Enhanced performance of phase change memory by grain size reduction

Abstract

Phase change materials allow non-volatile, fast-speed storage-class memory. However, thermal stability and reliability are the key challenges that limit their extensive applications, especially high-temperature applications. Here, we demonstrate an alloying strategy through alloying Ta into Ge₂Sb₂Te₅ (GST), which presents robust data retention at 167 °C for 10 years, power consumption as low as one order of magnitude, and ten times longer endurance as compared with a GST-based device. The mechanism of the microstructure evolution of Ta alloying is clarified by using advanced electron microscopy and a theoretical method. The formation of strong Ta–Te coordinate bonds increases the rigidity of amorphous atomic matrices.

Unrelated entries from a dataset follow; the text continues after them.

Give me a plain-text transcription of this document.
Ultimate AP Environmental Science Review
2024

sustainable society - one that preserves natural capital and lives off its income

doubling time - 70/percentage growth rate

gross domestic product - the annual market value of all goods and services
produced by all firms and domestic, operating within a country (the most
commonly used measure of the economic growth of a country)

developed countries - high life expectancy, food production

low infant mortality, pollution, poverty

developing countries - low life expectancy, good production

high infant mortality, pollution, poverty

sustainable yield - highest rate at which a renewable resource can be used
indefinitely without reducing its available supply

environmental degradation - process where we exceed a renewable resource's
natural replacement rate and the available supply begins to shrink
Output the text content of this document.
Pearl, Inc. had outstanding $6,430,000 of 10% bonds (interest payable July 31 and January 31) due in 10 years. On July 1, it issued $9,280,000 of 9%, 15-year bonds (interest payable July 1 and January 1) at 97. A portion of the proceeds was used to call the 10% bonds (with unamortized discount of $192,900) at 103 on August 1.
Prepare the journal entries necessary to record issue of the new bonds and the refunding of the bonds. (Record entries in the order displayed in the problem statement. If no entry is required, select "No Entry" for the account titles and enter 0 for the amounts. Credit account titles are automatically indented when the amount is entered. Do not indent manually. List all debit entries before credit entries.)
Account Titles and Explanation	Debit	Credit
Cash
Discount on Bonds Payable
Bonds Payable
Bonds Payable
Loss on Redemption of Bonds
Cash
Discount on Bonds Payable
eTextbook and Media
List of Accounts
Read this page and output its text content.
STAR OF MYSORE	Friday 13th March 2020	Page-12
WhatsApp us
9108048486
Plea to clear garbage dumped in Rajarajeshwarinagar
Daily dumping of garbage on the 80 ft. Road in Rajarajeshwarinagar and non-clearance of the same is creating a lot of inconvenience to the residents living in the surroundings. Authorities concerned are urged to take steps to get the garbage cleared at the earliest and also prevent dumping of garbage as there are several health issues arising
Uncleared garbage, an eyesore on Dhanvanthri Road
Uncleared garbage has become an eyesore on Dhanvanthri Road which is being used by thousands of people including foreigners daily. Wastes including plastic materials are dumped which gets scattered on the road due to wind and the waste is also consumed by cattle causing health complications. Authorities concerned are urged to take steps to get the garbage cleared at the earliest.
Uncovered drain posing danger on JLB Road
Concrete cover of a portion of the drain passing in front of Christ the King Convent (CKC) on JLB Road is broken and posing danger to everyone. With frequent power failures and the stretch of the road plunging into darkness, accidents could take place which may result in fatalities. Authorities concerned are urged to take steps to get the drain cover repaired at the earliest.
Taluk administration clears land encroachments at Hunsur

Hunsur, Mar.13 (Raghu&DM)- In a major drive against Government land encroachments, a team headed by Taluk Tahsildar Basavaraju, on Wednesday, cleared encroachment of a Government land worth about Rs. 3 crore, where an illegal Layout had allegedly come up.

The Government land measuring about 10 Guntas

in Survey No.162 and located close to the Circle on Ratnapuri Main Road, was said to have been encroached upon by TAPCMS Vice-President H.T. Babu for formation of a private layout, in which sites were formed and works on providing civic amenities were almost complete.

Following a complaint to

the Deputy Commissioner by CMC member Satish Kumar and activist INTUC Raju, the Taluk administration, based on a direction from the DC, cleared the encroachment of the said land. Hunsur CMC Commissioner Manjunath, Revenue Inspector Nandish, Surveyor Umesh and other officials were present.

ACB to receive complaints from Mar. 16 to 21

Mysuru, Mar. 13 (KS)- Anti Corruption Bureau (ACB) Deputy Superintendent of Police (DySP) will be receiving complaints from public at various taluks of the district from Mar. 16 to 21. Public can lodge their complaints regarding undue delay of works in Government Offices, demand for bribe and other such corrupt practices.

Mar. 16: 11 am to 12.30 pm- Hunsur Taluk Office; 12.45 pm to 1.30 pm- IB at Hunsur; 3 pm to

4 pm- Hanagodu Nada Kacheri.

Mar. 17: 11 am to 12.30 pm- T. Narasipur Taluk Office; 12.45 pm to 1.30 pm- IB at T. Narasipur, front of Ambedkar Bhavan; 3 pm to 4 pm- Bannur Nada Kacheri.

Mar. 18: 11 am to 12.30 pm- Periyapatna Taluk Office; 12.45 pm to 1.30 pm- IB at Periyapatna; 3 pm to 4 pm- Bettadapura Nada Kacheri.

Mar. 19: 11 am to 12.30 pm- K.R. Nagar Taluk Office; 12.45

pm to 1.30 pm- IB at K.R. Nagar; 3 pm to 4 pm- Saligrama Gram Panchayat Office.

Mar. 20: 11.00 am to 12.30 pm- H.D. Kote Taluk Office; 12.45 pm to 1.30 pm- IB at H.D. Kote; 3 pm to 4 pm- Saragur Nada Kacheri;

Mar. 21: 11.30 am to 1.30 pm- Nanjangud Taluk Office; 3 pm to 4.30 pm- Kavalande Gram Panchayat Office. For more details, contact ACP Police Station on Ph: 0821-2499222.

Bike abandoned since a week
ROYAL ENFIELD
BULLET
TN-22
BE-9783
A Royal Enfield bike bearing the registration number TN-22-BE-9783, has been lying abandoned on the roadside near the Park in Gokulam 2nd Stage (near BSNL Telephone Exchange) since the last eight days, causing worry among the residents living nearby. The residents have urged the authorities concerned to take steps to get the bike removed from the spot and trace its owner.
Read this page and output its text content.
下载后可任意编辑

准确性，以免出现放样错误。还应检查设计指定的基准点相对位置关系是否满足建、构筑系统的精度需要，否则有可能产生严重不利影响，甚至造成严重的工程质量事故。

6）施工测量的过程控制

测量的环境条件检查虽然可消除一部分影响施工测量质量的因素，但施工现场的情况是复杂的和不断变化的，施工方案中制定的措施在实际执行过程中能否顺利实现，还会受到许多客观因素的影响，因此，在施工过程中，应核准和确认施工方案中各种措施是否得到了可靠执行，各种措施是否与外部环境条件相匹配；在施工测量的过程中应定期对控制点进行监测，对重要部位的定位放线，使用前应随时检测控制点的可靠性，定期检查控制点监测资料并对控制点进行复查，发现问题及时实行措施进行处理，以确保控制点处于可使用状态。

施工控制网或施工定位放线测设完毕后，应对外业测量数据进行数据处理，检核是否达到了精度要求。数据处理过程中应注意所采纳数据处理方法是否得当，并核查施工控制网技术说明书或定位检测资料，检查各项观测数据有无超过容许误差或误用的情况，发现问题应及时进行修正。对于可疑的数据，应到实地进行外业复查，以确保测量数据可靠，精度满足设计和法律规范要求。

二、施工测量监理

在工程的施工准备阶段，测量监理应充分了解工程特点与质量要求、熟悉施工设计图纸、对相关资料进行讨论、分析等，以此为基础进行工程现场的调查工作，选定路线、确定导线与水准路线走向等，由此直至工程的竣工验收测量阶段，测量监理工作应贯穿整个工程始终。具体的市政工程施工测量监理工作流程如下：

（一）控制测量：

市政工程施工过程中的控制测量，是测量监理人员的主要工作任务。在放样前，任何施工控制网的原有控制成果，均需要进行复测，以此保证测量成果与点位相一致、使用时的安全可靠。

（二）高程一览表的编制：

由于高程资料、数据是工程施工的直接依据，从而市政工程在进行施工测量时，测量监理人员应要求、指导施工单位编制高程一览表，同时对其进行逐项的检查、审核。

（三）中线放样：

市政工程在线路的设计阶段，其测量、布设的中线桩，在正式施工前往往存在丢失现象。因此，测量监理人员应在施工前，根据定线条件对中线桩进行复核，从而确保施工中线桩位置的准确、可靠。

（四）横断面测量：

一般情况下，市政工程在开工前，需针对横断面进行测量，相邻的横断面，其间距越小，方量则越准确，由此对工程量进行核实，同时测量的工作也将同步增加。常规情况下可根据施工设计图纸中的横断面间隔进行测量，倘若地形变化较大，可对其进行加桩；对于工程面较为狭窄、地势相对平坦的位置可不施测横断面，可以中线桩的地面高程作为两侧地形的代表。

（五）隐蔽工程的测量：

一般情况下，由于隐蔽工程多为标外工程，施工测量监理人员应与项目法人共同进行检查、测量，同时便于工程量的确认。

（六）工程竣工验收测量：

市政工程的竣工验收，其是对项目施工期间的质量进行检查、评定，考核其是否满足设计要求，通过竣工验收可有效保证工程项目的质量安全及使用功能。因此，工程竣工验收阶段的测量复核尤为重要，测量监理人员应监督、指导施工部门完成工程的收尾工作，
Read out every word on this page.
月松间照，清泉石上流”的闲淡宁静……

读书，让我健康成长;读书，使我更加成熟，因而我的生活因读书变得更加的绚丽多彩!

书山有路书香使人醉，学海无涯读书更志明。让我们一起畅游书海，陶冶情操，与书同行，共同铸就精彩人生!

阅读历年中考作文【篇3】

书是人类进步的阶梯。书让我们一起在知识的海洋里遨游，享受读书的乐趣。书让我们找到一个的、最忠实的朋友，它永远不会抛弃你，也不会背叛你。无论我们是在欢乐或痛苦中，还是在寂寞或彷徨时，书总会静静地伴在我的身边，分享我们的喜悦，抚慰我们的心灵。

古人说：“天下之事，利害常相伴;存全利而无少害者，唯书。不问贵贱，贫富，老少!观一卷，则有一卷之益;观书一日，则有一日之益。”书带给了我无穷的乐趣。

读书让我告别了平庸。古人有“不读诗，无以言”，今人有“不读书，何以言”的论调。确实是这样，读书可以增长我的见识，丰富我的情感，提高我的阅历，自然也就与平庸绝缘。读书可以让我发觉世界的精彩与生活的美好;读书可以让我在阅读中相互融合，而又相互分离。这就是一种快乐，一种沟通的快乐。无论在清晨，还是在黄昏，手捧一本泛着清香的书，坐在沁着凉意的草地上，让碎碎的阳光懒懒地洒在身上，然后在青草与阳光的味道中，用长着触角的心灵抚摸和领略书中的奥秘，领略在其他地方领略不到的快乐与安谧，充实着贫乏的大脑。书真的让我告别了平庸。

In the grain, partial Ta is separated at the grain boundary, and inner-grain Ta atoms immensely increase cationic migration energy barriers to stabilize the metastable cubic phase. Subsequently, the inner-grain Ta atoms slowly aggregate at the grain boundary under the action of an electric field. Thus, grain growth and elemental segregation are further inhibited, effectively improving the reliability of the device. The superior thermal stability and reliability of Ta-GST devices pave the way for their widespread applications in automotive electronics and aerospace.